We (can hopefully) assume that most people are inherently risk averse when it comes to their work environment. We perform our duties with good intentions and expect our relevant skills and experience to keep us from exposing our business to unnecessary risk as this will have an impact on our own brand as well as the organisation in some way, shape or form. In fact, we could propose that in many cases when an employee does expose their business to risk this is because they are unaware of the potential consequences of their actions, which talks to possible breakdowns in the internal awareness training and control environment (think of a tekkie posting a question on a Forum asking for troubleshooting advice and including the specifics of hardware, software and network configuration).
If entrusting everyone to do their roles as we expect was a feasible risk management approach, then there would be little use for the assurance providers and risk managers in an organisation. Sadly this is not the case, and despite our best intentions we may not always identify risks in our own actions. The level of risk may increase over time, starting at an acceptable level, but then rise due to a range of factors such as more reliance placed on an individual, business process changes or external events. The danger is that this could happen without management being aware.
Identification of risk and monitoring of control effectiveness are key roles to work in conjunction with operations. Often those working in the operational roles may become blinded to risk identification as they are (correctly) focused on their operational activities and often not the bigger picture.

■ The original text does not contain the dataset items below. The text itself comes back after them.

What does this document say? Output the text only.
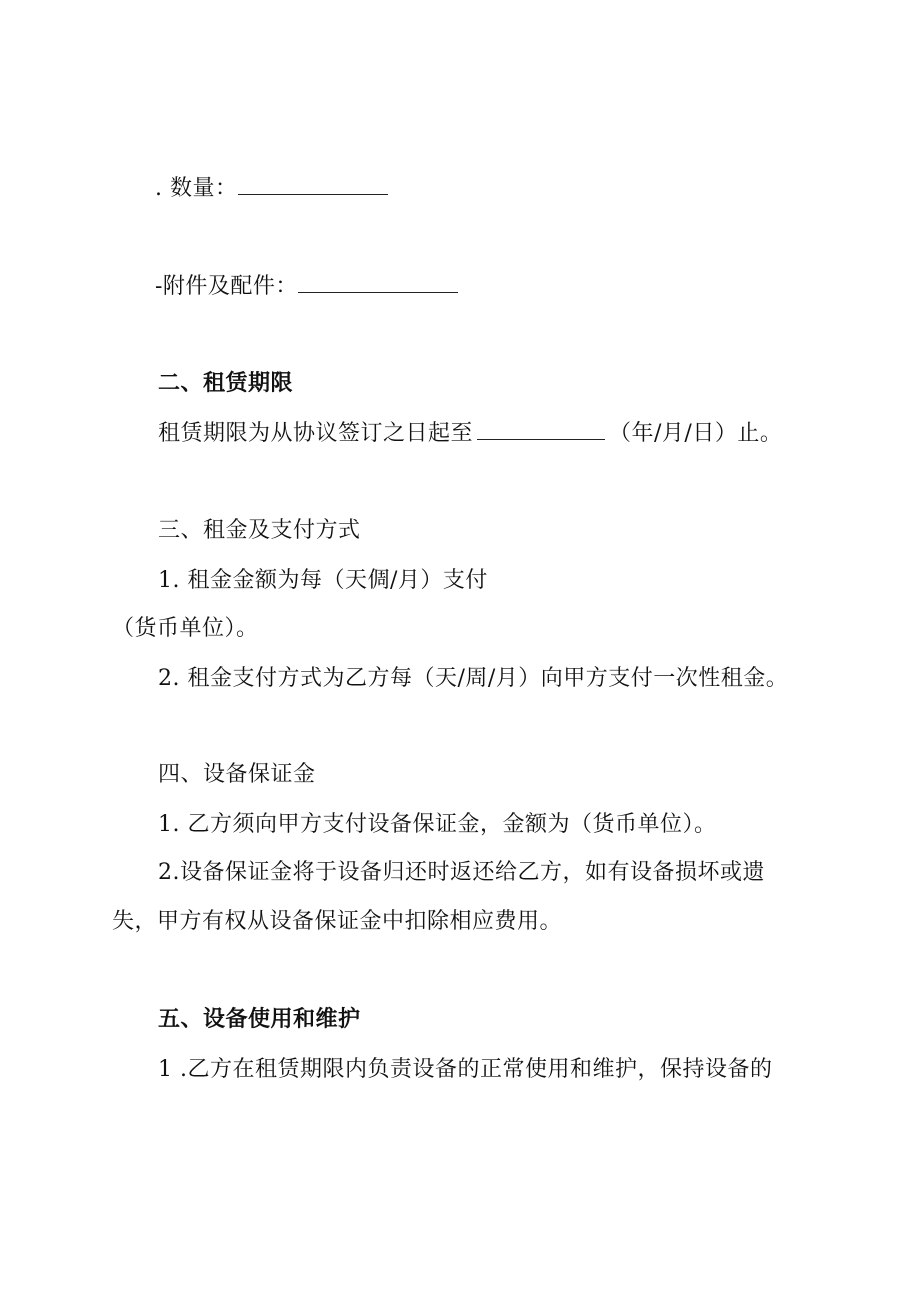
. 数量：
-附件及配件：
二、租赁期限
租赁期限为从协议签订之日起至	（年/月/日）止。
三、租金及支付方式
1. 租金金额为每（天倜/月）支付
（货币单位）。
2. 租金支付方式为乙方每（天/周/月）向甲方支付一次性租金。
四、设备保证金
1. 乙方须向甲方支付设备保证金，金额为（货币单位）。
2.设备保证金将于设备归还时返还给乙方，如有设备损坏或遗
失，甲方有权从设备保证金中扣除相应费用。
五、设备使用和维护
1 .乙方在租赁期限内负责设备的正常使用和维护，保持设备的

For example, a DBA managing a set of systems may prove to be exceptional in managing, optimising and controlling her databases, and thus management assigns more databases to her portfolio. As the number of databases under her management increase, so too could the amount of critical or sensitive information within her reach. Management understands that this information requires additional controls, and tasks the DBA to build in a robust monitoring solution.
An independent party (e.g. second or third line of defence) will easily pick up that the person responsible for managing the database environment is also the same person responsible for securing it. This lack of segregation of roles may be overlooked by management due to the trust element and high performance of the DBA in question. Despite this the scenario still presents a threat to the organisation by providing an opportunity and method for malicious activity to be executed without detection. All that is required is motivation (which could take many forms) and the risk becomes very real.

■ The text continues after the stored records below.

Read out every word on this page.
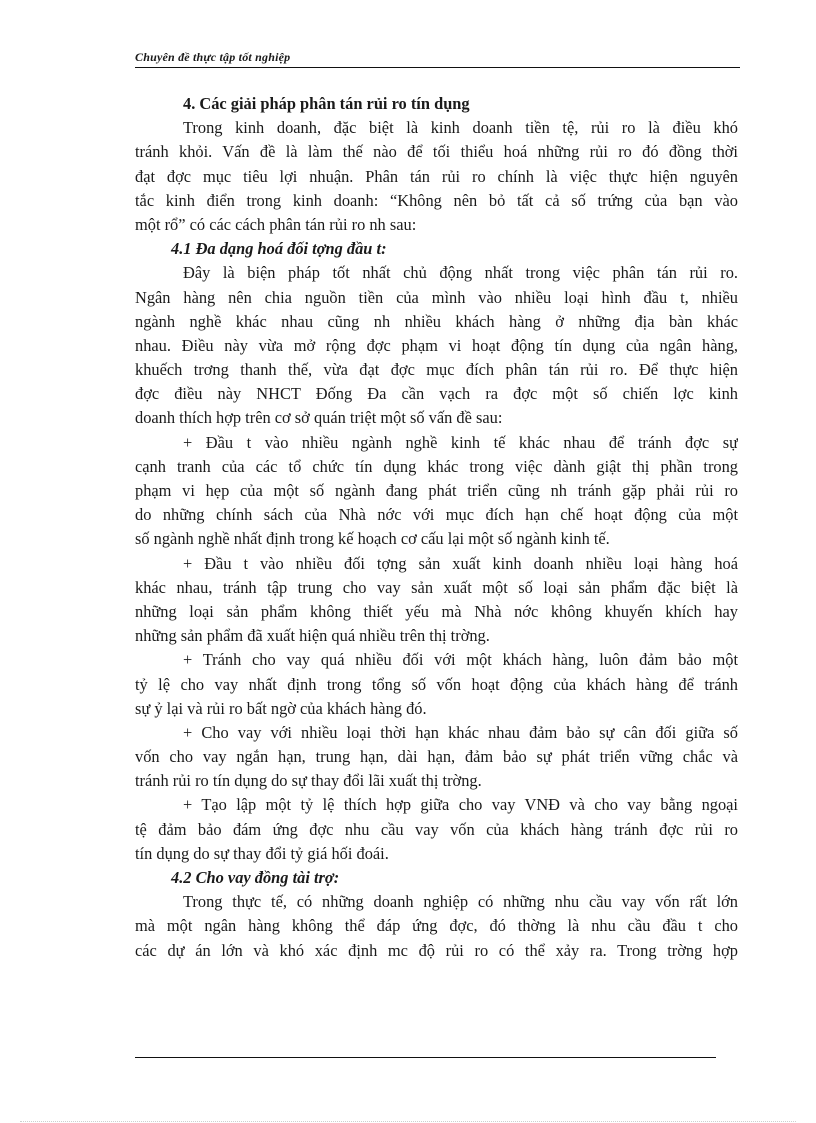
Chuyên đề thực tập tốt nghiệp
4. Các giải pháp phân tán rủi ro tín dụng
Trong kinh doanh, đặc biệt là kinh doanh tiền tệ, rủi ro là điều khó
tránh khỏi. Vấn đề là làm thế nào để tối thiểu hoá những rủi ro đó đồng thời
đạt đợc mục tiêu lợi nhuận. Phân tán rủi ro chính là việc thực hiện nguyên
tắc kinh điển trong kinh doanh: “Không nên bỏ tất cả số trứng của bạn vào
một rổ” có các cách phân tán rủi ro nh sau:
4.1 Đa dạng hoá đối tợng đầu t:
Đây là biện pháp tốt nhất chủ động nhất trong việc phân tán rủi ro.
Ngân hàng nên chia nguồn tiền của mình vào nhiều loại hình đầu t, nhiều
ngành nghề khác nhau cũng nh nhiều khách hàng ở những địa bàn khác
nhau. Điều này vừa mở rộng đợc phạm vi hoạt động tín dụng của ngân hàng,
khuếch trơng thanh thế, vừa đạt đợc mục đích phân tán rủi ro. Để thực hiện
đợc điều này NHCT Đống Đa cần vạch ra đợc một số chiến lợc kinh
doanh thích hợp trên cơ sở quán triệt một số vấn đề sau:
+ Đầu t vào nhiều ngành nghề kinh tế khác nhau để tránh đợc sự
cạnh tranh của các tổ chức tín dụng khác trong việc dành giật thị phần trong
phạm vi hẹp của một số ngành đang phát triển cũng nh tránh gặp phải rủi ro
do những chính sách của Nhà nớc với mục đích hạn chế hoạt động của một
số ngành nghề nhất định trong kế hoạch cơ cấu lại một số ngành kinh tế.
+ Đầu t vào nhiều đối tợng sản xuất kinh doanh nhiều loại hàng hoá
khác nhau, tránh tập trung cho vay sản xuất một số loại sản phẩm đặc biệt là
những loại sản phẩm không thiết yếu mà Nhà nớc không khuyến khích hay
những sản phẩm đã xuất hiện quá nhiều trên thị trờng.
+ Tránh cho vay quá nhiều đối với một khách hàng, luôn đảm bảo một
tỷ lệ cho vay nhất định trong tổng số vốn hoạt động của khách hàng để tránh
sự ỷ lại và rủi ro bất ngờ của khách hàng đó.
+ Cho vay với nhiều loại thời hạn khác nhau đảm bảo sự cân đối giữa số
vốn cho vay ngắn hạn, trung hạn, dài hạn, đảm bảo sự phát triển vững chắc và
tránh rủi ro tín dụng do sự thay đổi lãi xuất thị trờng.
+ Tạo lập một tỷ lệ thích hợp giữa cho vay VNĐ và cho vay bằng ngoại
tệ đảm bảo đám ứng đợc nhu cầu vay vốn của khách hàng tránh đợc rủi ro
tín dụng do sự thay đổi tỷ giá hối đoái.
4.2 Cho vay đồng tài trợ:
Trong thực tế, có những doanh nghiệp có những nhu cầu vay vốn rất lớn
mà một ngân hàng không thể đáp ứng đợc, đó thờng là nhu cầu đầu t cho
các dự án lớn và khó xác định mc độ rủi ro có thể xảy ra. Trong trờng hợp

My point is that everyone has a role to play in identifying and managing risks while allowing the business to perform efficiently. The operations team in this instance must acknowledge that the independent risk managers have correctly identified a risk that needs to be managed.
On the other end of the scale it is also easy for risk managers to err on the side of caution and to avoid risk rather than looking to manage it. It is forgivable to be cautious in the current economic environment, but this stifling of management’s intentions could also have a negative impact on the bottom line as opportunities could be missed.
We can’t expect everyone to be experts in both operations and risk management, as each side needs to have a deep understanding of their areas within the context of the business. Rather, it is a fundamental requirement to establish a trusted environment between the disciplines through identifying the relationships and tensions that exist between the various teams. In this way the business can prevent each discipline from restricting the other’s effectiveness, as in the end both are equally important to support and sustain the organisation’s strategy.